Des solvants contenant de l’alcool sont utilisés dans une usine d’embouteillage d’eau minérale ? Parce que cela pourrait laisser des traces d’alcool dans l’eau, une entreprise concurrente communiquera sur l’utilisation de solvants non alcoolisés et commercialisera seson produit avec un label halal. Le bikini est rigoureusement illicite ? Une entreprise invente le burkini. Ainsi s’étend le marché.
L’écosystème halal doit permettre au « consommateur musulman » de vivre dans l’espace du halal, sans jamais rencontrer de produits, médias ou services illicites, cet illicite étant défini par le jeu du marché et une surenchère normative rigoriste. Les plus grandes firmes se mettent donc au halal pour nourrir, vêtir et soigner les cette nouvelle espèce de l’humanité « le consommateur musulman » avec un argument qui ferait rire s’il n’était employé très sérieusement par les marchands cyniques : « lutter contre les discriminations ». On se souvient de l’affaire du hijab running de Decathlon, qui avait certes abouti au retrait du produit incriminé, mais fait de la firme personnalisée par « Yann » son community manager, le héros de la diversité et la tolérance, quand bien même il avait surtout travaillé à faire la publicité d’une interprétation fondamentaliste discriminatoire qui ne conçoit la femme musulmane que voilée.

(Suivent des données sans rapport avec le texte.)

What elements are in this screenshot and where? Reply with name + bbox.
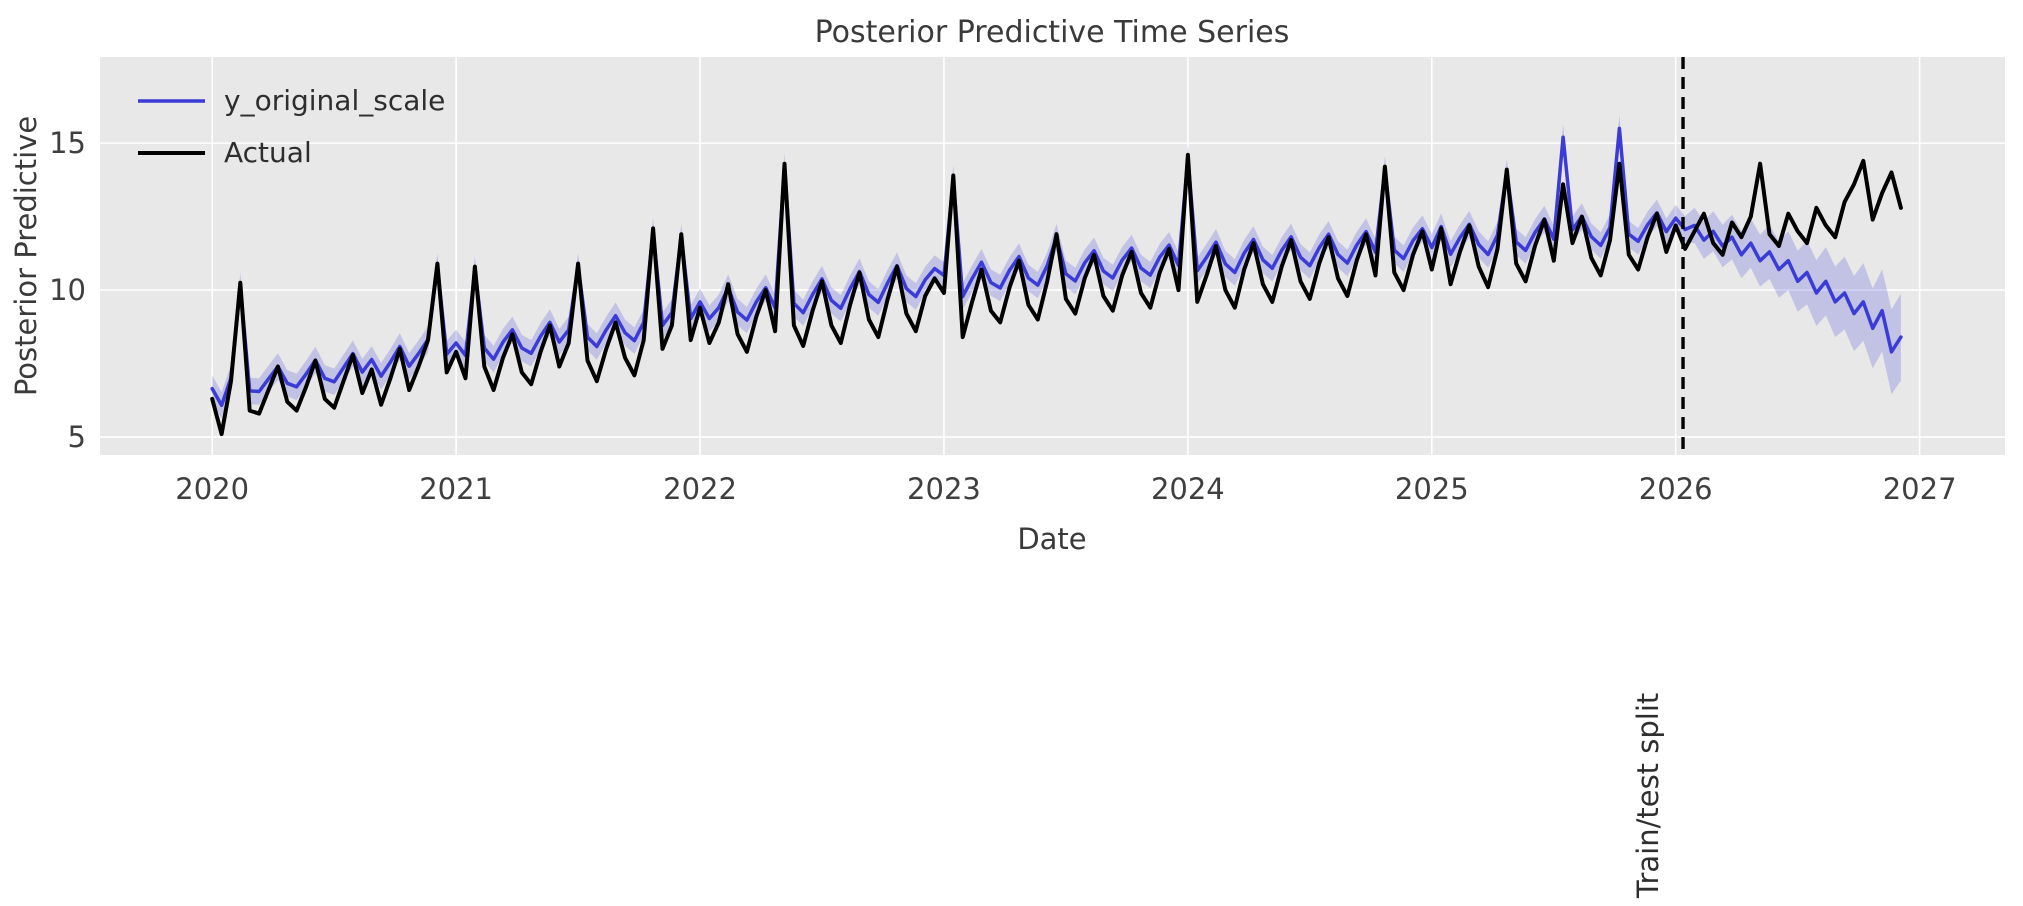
x-tick-label: 2026 <box>1639 472 1713 506</box>
prediction-uncertainty-band <box>212 115 1901 419</box>
series-line-Actual <box>210 152 1903 437</box>
legend-label-prediction: y_original_scale <box>224 84 445 117</box>
y-axis-label: Posterior Predictive <box>9 116 43 396</box>
data-series <box>210 126 1903 437</box>
x-tick-label: 2024 <box>1151 472 1225 506</box>
legend-label-actual: Actual <box>224 136 312 169</box>
y-tick-label: 5 <box>68 420 86 454</box>
x-axis-label: Date <box>1017 522 1086 556</box>
y-tick-label: 15 <box>49 126 86 160</box>
y-tick-label: 10 <box>49 273 86 307</box>
legend: y_original_scale Actual <box>138 84 445 169</box>
chart-title: Posterior Predictive Time Series <box>815 15 1290 50</box>
uncertainty-band <box>212 115 1901 419</box>
tick-labels: 2020 2021 2022 2023 2024 2025 2026 2027 5 10 15 <box>49 126 1956 506</box>
train-test-split-annotation: Train/test split <box>1631 693 1665 899</box>
x-tick-label: 2021 <box>419 472 493 506</box>
x-tick-label: 2025 <box>1395 472 1469 506</box>
x-tick-label: 2023 <box>907 472 981 506</box>
gridlines <box>100 57 2005 455</box>
x-tick-label: 2020 <box>175 472 249 506</box>
x-tick-label: 2027 <box>1883 472 1957 506</box>
x-tick-label: 2022 <box>663 472 737 506</box>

Conclusion et recommandations
Si des acteurs privés comme l’AMIF ont le droit d’organiser l’islam de France, le soutien, l’appui et la reconnaissance d’une telle initiative par l’Etat iraient à l’inverse de ce qui est recherché. Car le problème de l’organisation de l’islam en France est moins financier que normatif. Il n’est pas clairement établi que le problème du culte musulman soit lié à sa dépendance à l’égard des financements étrangers. Et surtout la question de la provenance de l’argent a moins d’importance que les mains dans lesquelles il tombe et les canaux par lesquels cet argent arrive. Le marché halal diffuse une norme fondamentaliste et favorise naturellement les salafistes communautaristes et les promoteurs de l’islam politique. Il n’a que faire des valeurs républicaines. Si l’objectif du gouvernement est de lutter contre le séparatisme, investir sur la certification halal serait une faute.